The cell below contains the same **function** used in Exercise 1 but this time the data will come from the user as a keyboard input rather than generated by the code, and it will add 5 instead of 1:

*  creates a variable called **num** to store a whole number read from a file  
`num = int(datafile.readline())`
*  creates a new, second variable called **num_plus_five** to hold the result of adding 5 to `num` (as in Exercise 1)  
*  prints the new data (as in Exercise 1)  

If the function has been written properly, and you have accessed the correct file, it will print **8** (this is the **expected output**).  

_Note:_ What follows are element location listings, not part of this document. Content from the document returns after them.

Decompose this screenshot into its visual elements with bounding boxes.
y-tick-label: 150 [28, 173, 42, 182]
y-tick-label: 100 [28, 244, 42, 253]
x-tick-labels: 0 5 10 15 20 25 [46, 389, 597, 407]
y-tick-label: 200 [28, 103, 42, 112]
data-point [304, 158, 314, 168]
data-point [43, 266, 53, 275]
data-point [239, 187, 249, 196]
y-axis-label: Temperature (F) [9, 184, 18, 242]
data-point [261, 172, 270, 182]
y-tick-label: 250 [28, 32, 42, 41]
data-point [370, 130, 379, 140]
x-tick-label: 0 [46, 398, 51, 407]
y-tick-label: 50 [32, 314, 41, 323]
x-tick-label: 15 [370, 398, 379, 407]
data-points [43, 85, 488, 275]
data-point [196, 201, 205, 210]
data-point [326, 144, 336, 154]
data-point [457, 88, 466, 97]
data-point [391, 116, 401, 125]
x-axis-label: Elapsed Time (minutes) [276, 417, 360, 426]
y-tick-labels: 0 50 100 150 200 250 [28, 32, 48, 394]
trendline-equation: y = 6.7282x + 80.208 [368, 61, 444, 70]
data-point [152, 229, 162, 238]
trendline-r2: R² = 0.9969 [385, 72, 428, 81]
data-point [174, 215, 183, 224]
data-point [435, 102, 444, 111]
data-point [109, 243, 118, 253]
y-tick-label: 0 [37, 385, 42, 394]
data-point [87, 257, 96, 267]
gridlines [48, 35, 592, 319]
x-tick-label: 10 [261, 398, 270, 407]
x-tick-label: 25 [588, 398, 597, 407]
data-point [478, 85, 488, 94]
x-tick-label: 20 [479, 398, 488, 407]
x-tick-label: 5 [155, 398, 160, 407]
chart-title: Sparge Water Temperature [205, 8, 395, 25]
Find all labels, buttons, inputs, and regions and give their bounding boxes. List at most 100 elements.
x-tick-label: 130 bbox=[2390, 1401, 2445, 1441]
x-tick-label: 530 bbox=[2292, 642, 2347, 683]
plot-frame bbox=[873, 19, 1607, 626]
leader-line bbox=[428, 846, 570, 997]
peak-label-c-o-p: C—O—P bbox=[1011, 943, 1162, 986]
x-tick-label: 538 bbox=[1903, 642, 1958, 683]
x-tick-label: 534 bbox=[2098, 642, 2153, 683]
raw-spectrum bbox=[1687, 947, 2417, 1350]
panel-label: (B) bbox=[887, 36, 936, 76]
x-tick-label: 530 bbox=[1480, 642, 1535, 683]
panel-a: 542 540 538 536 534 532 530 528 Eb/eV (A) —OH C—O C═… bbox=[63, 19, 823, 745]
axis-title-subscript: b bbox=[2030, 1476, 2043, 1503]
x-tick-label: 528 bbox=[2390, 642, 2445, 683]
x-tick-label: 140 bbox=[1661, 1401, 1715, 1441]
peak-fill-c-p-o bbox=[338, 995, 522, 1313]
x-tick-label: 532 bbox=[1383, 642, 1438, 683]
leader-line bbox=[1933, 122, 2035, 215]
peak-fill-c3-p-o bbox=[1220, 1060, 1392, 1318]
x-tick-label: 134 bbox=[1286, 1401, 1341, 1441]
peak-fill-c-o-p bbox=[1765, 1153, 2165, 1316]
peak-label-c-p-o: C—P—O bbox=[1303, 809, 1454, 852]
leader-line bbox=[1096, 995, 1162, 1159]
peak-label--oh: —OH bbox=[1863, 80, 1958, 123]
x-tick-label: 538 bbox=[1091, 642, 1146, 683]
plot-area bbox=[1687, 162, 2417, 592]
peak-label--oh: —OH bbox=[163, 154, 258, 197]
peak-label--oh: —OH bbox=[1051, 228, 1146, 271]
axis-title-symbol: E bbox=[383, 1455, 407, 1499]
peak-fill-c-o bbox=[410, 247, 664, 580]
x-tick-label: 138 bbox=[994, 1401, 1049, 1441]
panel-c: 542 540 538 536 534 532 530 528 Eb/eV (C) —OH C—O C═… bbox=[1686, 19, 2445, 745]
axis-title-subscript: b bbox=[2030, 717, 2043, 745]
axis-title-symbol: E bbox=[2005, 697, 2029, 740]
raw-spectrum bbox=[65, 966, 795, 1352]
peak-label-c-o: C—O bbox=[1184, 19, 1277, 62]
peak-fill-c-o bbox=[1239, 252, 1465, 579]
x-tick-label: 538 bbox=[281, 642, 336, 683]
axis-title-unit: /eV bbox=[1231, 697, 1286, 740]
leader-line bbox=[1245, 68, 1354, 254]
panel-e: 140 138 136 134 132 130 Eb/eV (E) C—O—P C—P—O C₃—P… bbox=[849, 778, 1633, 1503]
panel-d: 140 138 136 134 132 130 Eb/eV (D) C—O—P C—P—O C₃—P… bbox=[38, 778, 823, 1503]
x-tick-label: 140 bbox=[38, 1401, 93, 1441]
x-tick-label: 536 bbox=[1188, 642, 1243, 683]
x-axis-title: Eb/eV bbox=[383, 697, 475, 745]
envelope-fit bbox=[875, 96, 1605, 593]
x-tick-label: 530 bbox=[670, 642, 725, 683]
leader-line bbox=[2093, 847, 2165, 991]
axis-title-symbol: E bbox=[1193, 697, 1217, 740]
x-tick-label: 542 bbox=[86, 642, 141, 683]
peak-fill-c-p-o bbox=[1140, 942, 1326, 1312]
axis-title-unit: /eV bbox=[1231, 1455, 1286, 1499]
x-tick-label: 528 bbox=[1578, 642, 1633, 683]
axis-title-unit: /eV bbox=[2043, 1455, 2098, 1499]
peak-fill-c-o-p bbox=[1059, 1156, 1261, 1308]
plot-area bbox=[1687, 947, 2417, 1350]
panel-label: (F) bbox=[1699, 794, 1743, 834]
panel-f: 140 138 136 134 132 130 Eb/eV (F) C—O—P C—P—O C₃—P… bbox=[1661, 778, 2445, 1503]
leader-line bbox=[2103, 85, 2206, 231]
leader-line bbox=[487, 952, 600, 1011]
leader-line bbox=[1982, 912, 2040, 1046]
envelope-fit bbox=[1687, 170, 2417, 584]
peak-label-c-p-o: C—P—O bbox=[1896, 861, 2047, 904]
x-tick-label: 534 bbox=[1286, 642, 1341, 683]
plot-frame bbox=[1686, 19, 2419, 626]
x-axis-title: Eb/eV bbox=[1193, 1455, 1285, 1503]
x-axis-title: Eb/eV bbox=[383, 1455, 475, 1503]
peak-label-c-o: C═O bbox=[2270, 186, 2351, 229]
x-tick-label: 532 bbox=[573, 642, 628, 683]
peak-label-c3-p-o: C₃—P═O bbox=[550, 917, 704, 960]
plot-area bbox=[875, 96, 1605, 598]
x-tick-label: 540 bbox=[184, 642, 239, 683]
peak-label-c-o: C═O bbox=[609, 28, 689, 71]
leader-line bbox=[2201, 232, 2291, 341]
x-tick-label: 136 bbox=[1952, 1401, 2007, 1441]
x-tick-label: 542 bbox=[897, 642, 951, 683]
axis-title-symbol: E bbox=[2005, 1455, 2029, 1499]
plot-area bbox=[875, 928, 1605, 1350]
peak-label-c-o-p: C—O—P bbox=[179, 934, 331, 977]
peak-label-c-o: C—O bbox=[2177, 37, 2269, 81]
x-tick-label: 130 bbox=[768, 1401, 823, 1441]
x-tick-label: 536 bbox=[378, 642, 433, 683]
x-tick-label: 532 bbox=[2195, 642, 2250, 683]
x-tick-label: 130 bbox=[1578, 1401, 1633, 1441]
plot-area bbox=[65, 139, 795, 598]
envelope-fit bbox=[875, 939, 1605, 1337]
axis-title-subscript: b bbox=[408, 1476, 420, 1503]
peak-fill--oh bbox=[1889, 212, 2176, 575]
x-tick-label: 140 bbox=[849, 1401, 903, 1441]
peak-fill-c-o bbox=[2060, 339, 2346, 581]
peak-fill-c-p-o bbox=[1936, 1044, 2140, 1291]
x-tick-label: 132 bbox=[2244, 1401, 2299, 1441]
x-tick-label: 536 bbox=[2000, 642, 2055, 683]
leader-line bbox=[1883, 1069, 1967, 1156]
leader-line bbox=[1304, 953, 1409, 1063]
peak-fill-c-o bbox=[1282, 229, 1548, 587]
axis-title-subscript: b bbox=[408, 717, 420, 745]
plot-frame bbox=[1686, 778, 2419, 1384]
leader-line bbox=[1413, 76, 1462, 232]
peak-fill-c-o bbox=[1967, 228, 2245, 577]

Run the function (click on the play button in the top left corner of the code box).

In [None]:
def add_five_to_file_num():
  with open("worksheet_data/whole_number.txt", "r") as datafile:
    # add your code below, indented to align with the hash at the start of this comment

add_five_to_file_num()

3


### Have a play with this function

1. Try using the file `decimal_numbers.txt`, which contains 2 decimal numbers rather than one whole number.  To do this, just change the name of the file from `whole_number.txt` to `decimal_numbers.txt`.

----
### Exercise 8 - processing numerical data using decimal numbers (_float_) entered by the user

Have a go at writing this function (the code is included to help you).  
*  create two variables **num1** and **num2** and ask the user to enter a whole number for each  
`num1 = float(datafile.readline())` and `num2 = float(datafile.readline())`   
*  create a third variable **total** which will store the sum of num1 + num2    
`total = num1 + num2`  
*  print the total  
`print(total)`    

Run the function to test that you get the **expected output 39.6**.  

In [None]:
def calculate_floats_from_file_total():
  with open("worksheet_data/decimal_numbers.txt", "r") as datafile:
    # add your code below, indented to align with the hash at the start of this comment




calculate_floats_from_file_total()

### Have a play with this function

1. Try adding a third variable called `num3` and read the data from the file.  You will get a ValueError as there are no more numbers in the file to be read.

---
### Exercise 9 - categorical data - text and numbers from a file
*  create a variable called **name** and ask the user to enter a name on the keyboard  
`name = datafile.readline()`
*  create a variable called **age** and ask the user to enter an age on the keyboard  
`age = datafile.readline()`  
* create a variable called **message** and assign it the value of all the parts of the message joined together  
`message = "Hello " + name + " you age " + age + " years old."`
*  print the message  
`print(message)`

**Expected output if user enters Billy and 18**:  
```
Hello Billy
 you are 18
 years old
```
The different output is because the file data will have a new line after each piece of data.  This can be removed but we won't do that now.



In [None]:
def show_message_with_file_data():
  with open("worksheet_data/message_info.txt", "r") as datafile:
    # add your code below, indented to align with the hash at the start of this comment


show_message_with_file_data()

### Have a play with this function

1. Try changing the file so that you read the `decimal_numbers.txt` file instead.  This file also has two pieces of data, and it is also text data, so the code should work but the output will look strange.

---
# Takeaways from this worksheet

* coding is a valuable skill
* coding is useful for repetitive data tasks and processing that is non-standard
* data can be collected from a range of sources, including self-generated, from users or from files
* python code should be organised into functions, this is good practice
* you can add comments to code
* int() and float() are numeric data types and you should convert to the right data type when you create data for a new variable.
* strings are indicated by "" but you can use str() to force data to be text
* errors are nothing to be worried about, they help you to learn and will eventually help you to write better code.



---
# Your thoughts on what you have learnt
Please add some comments in the box below to reflect on what you have learnt through completing this worksheet, and any problems you encountered while doing so.